This is exactly my point as I stated above "Since there's no preemption..."

> up a disproportionate amount of GPU time over the last sampling
> interval, we can derate it when picking the next job to schedule to
> allow other entities to take up more GPU time in the next sampling
> interval.

The problem is that you don't know how long that new/other job would
take--it may be a long-time job as well. What if the punished context's
next job was a small quick job, but because of its previous job, it's now
been punished to wait a long time. What exacerbates the problem is if
the favourite new context picked has a big long job as the next job
because its previous job was a quick one.

The base problem with DRR, and similar scheduling algorithms when
applied to the GPU scheduling is that you don't know how long the next
job would take, a priori, and make decisions on context's past jobs. In
classical DRR applied to networking, you send bytes (the work done) until its
quanta is exhausted and then you move on to another one--which is preemption.

This approach would work if you get a hint from userspace as to the size
of jobs a context would send, i.e. knowing a priori.
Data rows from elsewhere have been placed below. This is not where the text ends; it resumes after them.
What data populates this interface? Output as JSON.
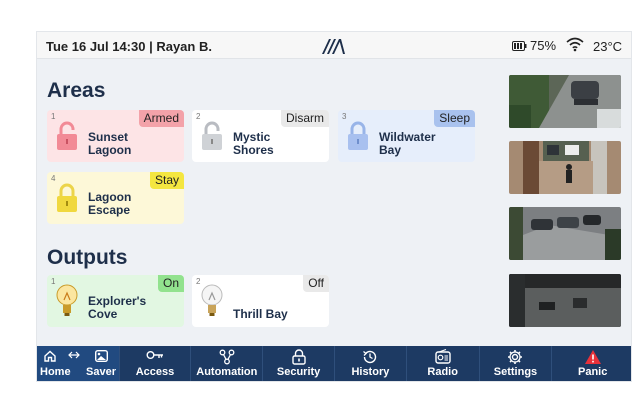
{
  "status": {
    "datetime": "Tue 16 Jul 14:30 | Rayan B.",
    "battery": "75%",
    "temperature": "23°C"
  },
  "areas_title": "Areas",
  "outputs_title": "Outputs",
  "areas": [
    {
      "num": "1",
      "name1": "Sunset",
      "name2": "Lagoon",
      "state": "Armed",
      "bg": "#fde4e6",
      "badge": "#f3a2a9",
      "icon": "#f28a96"
    },
    {
      "num": "2",
      "name1": "Mystic",
      "name2": "Shores",
      "state": "Disarm",
      "bg": "#ffffff",
      "badge": "#e9e9e9",
      "icon": "#b9bcc2"
    },
    {
      "num": "3",
      "name1": "Wildwater",
      "name2": "Bay",
      "state": "Sleep",
      "bg": "#e6eefb",
      "badge": "#a9c2ee",
      "icon": "#98b4e8"
    },
    {
      "num": "4",
      "name1": "Lagoon",
      "name2": "Escape",
      "state": "Stay",
      "bg": "#fdf8d8",
      "badge": "#f4e640",
      "icon": "#ecd44a"
    }
  ],
  "outputs": [
    {
      "num": "1",
      "name1": "Explorer's",
      "name2": "Cove",
      "state": "On",
      "bg": "#e2f7e2",
      "badge": "#92e28e"
    },
    {
      "num": "2",
      "name1": "Thrill Bay",
      "name2": "",
      "state": "Off",
      "bg": "#ffffff",
      "badge": "#e9e9e9"
    }
  ],
  "nav": {
    "home": "Home",
    "saver": "Saver",
    "access": "Access",
    "automation": "Automation",
    "security": "Security",
    "history": "History",
    "radio": "Radio",
    "settings": "Settings",
    "panic": "Panic"
  },
  "colors": {
    "navbar": "#1d3a63",
    "title": "#1e2f4a",
    "panic": "#e8313a"
  }
}
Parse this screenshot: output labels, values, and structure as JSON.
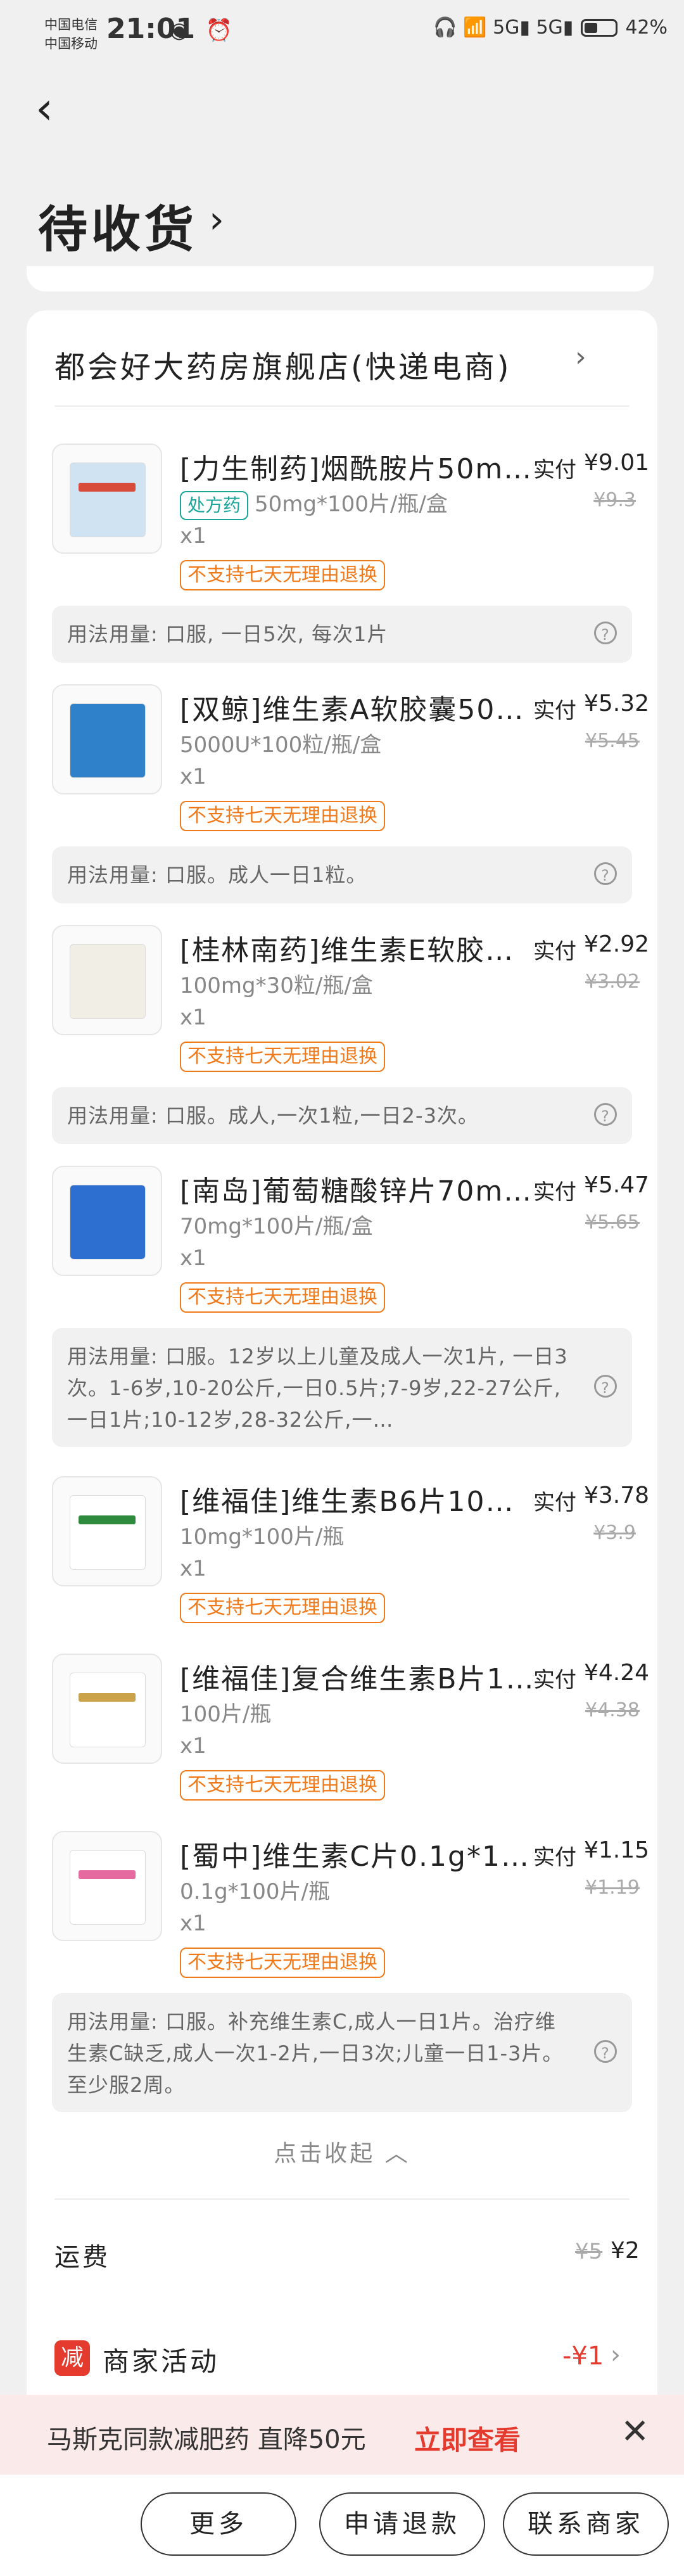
{
  "status_bar": {
    "carrier1": "中国电信",
    "carrier2": "中国移动",
    "time": "21:01",
    "left_icons": "◉ ⏰",
    "signal_icons": "🎧 📶 5G▮ 5G▮",
    "battery_pct": "42%",
    "battery_level": 0.42
  },
  "header": {
    "back_icon": "‹",
    "title": "待收货",
    "title_chevron": "›"
  },
  "store": {
    "name": "都会好大药房旗舰店(快递电商)",
    "chevron": "›"
  },
  "items": [
    {
      "name": "[力生制药]烟酰胺片50m…",
      "rx": "处方药",
      "spec": "50mg*100片/瓶/盒",
      "qty": "x1",
      "paid_label": "实付",
      "paid": "¥9.01",
      "orig": "¥9.3",
      "no_return": "不支持七天无理由退换",
      "usage": "用法用量: 口服, 一日5次, 每次1片",
      "pkg_color": "#cfe3f2"
    },
    {
      "name": "[双鲸]维生素A软胶囊50…",
      "rx": "",
      "spec": "5000U*100粒/瓶/盒",
      "qty": "x1",
      "paid_label": "实付",
      "paid": "¥5.32",
      "orig": "¥5.45",
      "no_return": "不支持七天无理由退换",
      "usage": "用法用量: 口服。成人一日1粒。",
      "pkg_color": "#2f82c9"
    },
    {
      "name": "[桂林南药]维生素E软胶…",
      "rx": "",
      "spec": "100mg*30粒/瓶/盒",
      "qty": "x1",
      "paid_label": "实付",
      "paid": "¥2.92",
      "orig": "¥3.02",
      "no_return": "不支持七天无理由退换",
      "usage": "用法用量: 口服。成人,一次1粒,一日2-3次。",
      "pkg_color": "#f1eee6"
    },
    {
      "name": "[南岛]葡萄糖酸锌片70m…",
      "rx": "",
      "spec": "70mg*100片/瓶/盒",
      "qty": "x1",
      "paid_label": "实付",
      "paid": "¥5.47",
      "orig": "¥5.65",
      "no_return": "不支持七天无理由退换",
      "usage": "用法用量: 口服。12岁以上儿童及成人一次1片, 一日3次。1-6岁,10-20公斤,一日0.5片;7-9岁,22-27公斤,一日1片;10-12岁,28-32公斤,一…",
      "pkg_color": "#2d6fd1"
    },
    {
      "name": "[维福佳]维生素B6片10mg…",
      "rx": "",
      "spec": "10mg*100片/瓶",
      "qty": "x1",
      "paid_label": "实付",
      "paid": "¥3.78",
      "orig": "¥3.9",
      "no_return": "不支持七天无理由退换",
      "usage": "",
      "pkg_color": "#ffffff"
    },
    {
      "name": "[维福佳]复合维生素B片1…",
      "rx": "",
      "spec": "100片/瓶",
      "qty": "x1",
      "paid_label": "实付",
      "paid": "¥4.24",
      "orig": "¥4.38",
      "no_return": "不支持七天无理由退换",
      "usage": "",
      "pkg_color": "#ffffff"
    },
    {
      "name": "[蜀中]维生素C片0.1g*100…",
      "rx": "",
      "spec": "0.1g*100片/瓶",
      "qty": "x1",
      "paid_label": "实付",
      "paid": "¥1.15",
      "orig": "¥1.19",
      "no_return": "不支持七天无理由退换",
      "usage": "用法用量: 口服。补充维生素C,成人一日1片。治疗维生素C缺乏,成人一次1-2片,一日3次;儿童一日1-3片。至少服2周。",
      "pkg_color": "#ffffff"
    }
  ],
  "collapse_label": "点击收起 ︿",
  "shipping": {
    "label": "运费",
    "orig": "¥5",
    "value": "¥2"
  },
  "promo": {
    "badge": "减",
    "label": "商家活动",
    "value": "-¥1",
    "chevron": "›"
  },
  "banner": {
    "text": "马斯克同款减肥药 直降50元",
    "cta": "立即查看",
    "close": "✕"
  },
  "bottom_buttons": [
    "更多",
    "申请退款",
    "联系商家"
  ]
}
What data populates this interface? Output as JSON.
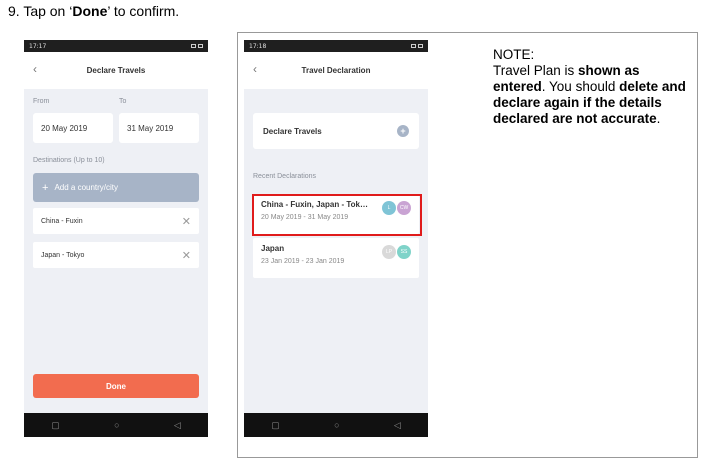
{
  "instruction": {
    "prefix": "9.  Tap on ‘",
    "bold": "Done",
    "suffix": "’ to confirm."
  },
  "phone1": {
    "status_time": "17:17",
    "title": "Declare Travels",
    "from_label": "From",
    "to_label": "To",
    "from_date": "20 May 2019",
    "to_date": "31 May 2019",
    "destinations_label": "Destinations (Up to 10)",
    "add_label": "Add a country/city",
    "destinations": [
      "China - Fuxin",
      "Japan - Tokyo"
    ],
    "done_label": "Done"
  },
  "phone2": {
    "status_time": "17:18",
    "title": "Travel Declaration",
    "declare_label": "Declare Travels",
    "recent_label": "Recent Declarations",
    "recent": [
      {
        "place": "China - Fuxin, Japan - Tok…",
        "dates": "20 May 2019 - 31 May 2019",
        "avatars": [
          {
            "t": "L",
            "c": "#7fc4d6"
          },
          {
            "t": "CW",
            "c": "#c9a3d3"
          }
        ]
      },
      {
        "place": "Japan",
        "dates": "23 Jan 2019 - 23 Jan 2019",
        "avatars": [
          {
            "t": "LP",
            "c": "#d9d9d9"
          },
          {
            "t": "SS",
            "c": "#7fd3c9"
          }
        ]
      }
    ]
  },
  "note": {
    "heading": "NOTE:",
    "l1": "Travel Plan is ",
    "l1b": "shown as entered",
    "l2": ". You should ",
    "l2b": "delete and declare again if the details declared are not accurate",
    "l3": "."
  }
}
Then you can formulate
a context permutation which would achieve fairness, somewhat.

Are you seeing contexts sending lots of big jobs very frequently and other
contexts sending small jobs very infrequently?

What you could do, is use an adjusted-time-spent scheduling algorithm,
where you calculate the running average of a context's (past) jobs,
and schedule it with a frequency, such that the average time spent on the GPU
is about the same as that of other context's jobs.

Regards,
Luben